Based on the data on GDP data for the first three quarters of 2012, Finance Ministry has actualized the assessment of macroeconomic development, increasing GDP growth assessment of 2012 to 5%.
The restored GDP projection provides for a constant 3.7% growth in 2013 and 4% growth in future years, reports the ministry.
“Keeping in mind the situation in other EU countries and external factors, Latvia’s economic growth in 2012 will be higher than previously anticipated. We expect higher tax revenue to the state budget, as well as a smaller general state budget deficit. We need to continue down this road and manage our state wisely, following fiscal discipline and popular economic trends,” – comments Finance Minister Andris Vilks.
Even though economic growth in 2012 is expected to be higher than it was predicted in June 2012, the largest risks are still linked to the external environment and the situation in Eurozone. According to projections is international institutions, it is expected that Eurozone’s economic growth will remain negative not only in 2012, but in 2013 as well.

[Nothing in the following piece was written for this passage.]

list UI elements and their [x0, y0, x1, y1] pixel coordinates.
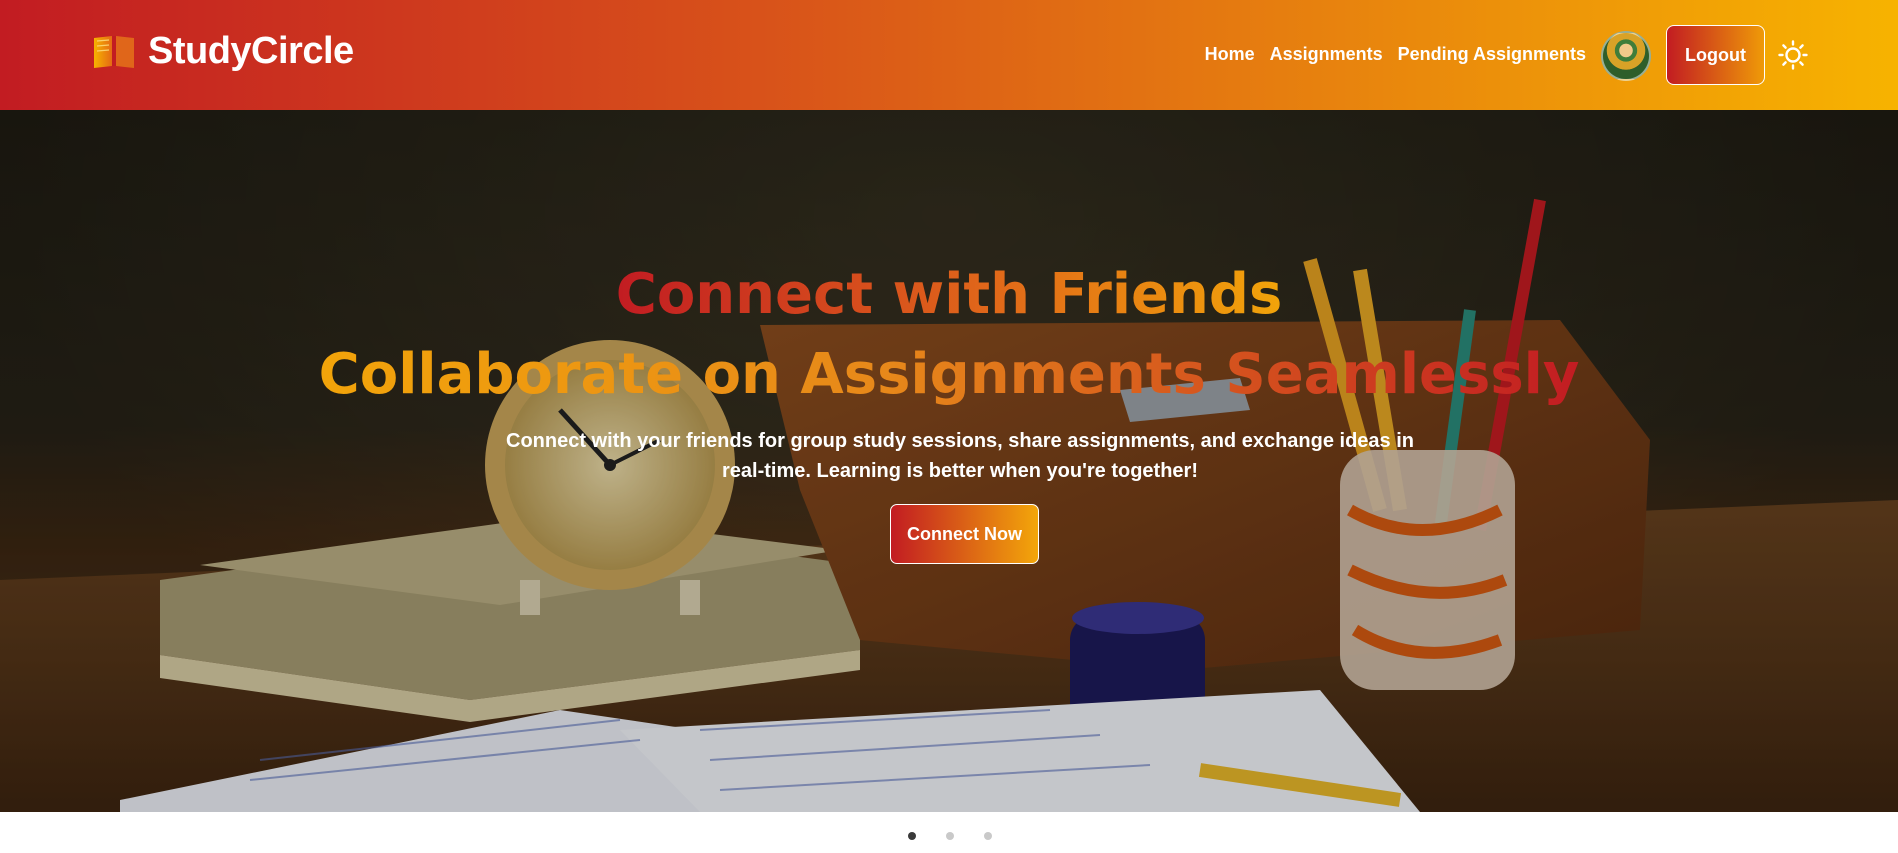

Up until now Latvia’s economy has been very resistant against the worsening of the external environment. However, in relation to the increase in 2013, it is necessary to remain cautious. The economic drop in Eurozone in the last two years means a general reduction of growth rate for Latvia as well. This is why the Finance Ministry preserves the current outlook for GDP growth at 3.7%, explains the ministry.
Actualized calculations are based on previously set fiscal goals. Fiscal policy following will continue in 2014-2016. The base of this policy will be the following of the anti-cyclic fiscal policy principle. It states that the realized fiscal policy that works against the trends of the economic cycle, i.e., limitation at the growing phase of the economic cycle and stimulation at the reducing phase.
Tax projections for 2014-2016 are developed based on the tax completion of 2012, new macroeconomic indexes, as well as the amendments made to legislation.
Last year’s tax completion is considered to be successful. In accordance with operative data, tax revenue of 2012 was 4 288.8 million LVL, which exceeds the tax plan by 1.4% (60.6 million LVL).
With that, the 2013 general budget revenue is planned with a 3.3% increase, compared to 2012. Compared with last year, tax revenue of 2014 is planned with a 2.3% increase, 2015 – with 2.2% and 2016 – with a 3.5% increase. The largest changes, compared with the previous projection, are related to workforce tax and VAT revenue.
According to general budget revenue and expenses outlook, as well as corrections made using the European System of Accounts, the predicted general state budget deficit of 2012 forms 1.2% of GDP and structural deficit of 0.6% of GDP. It is expected that the general state budget deficit of 2013 will be 1.4% of GDP, -0.8% in 2014, and -0.3% in 2015.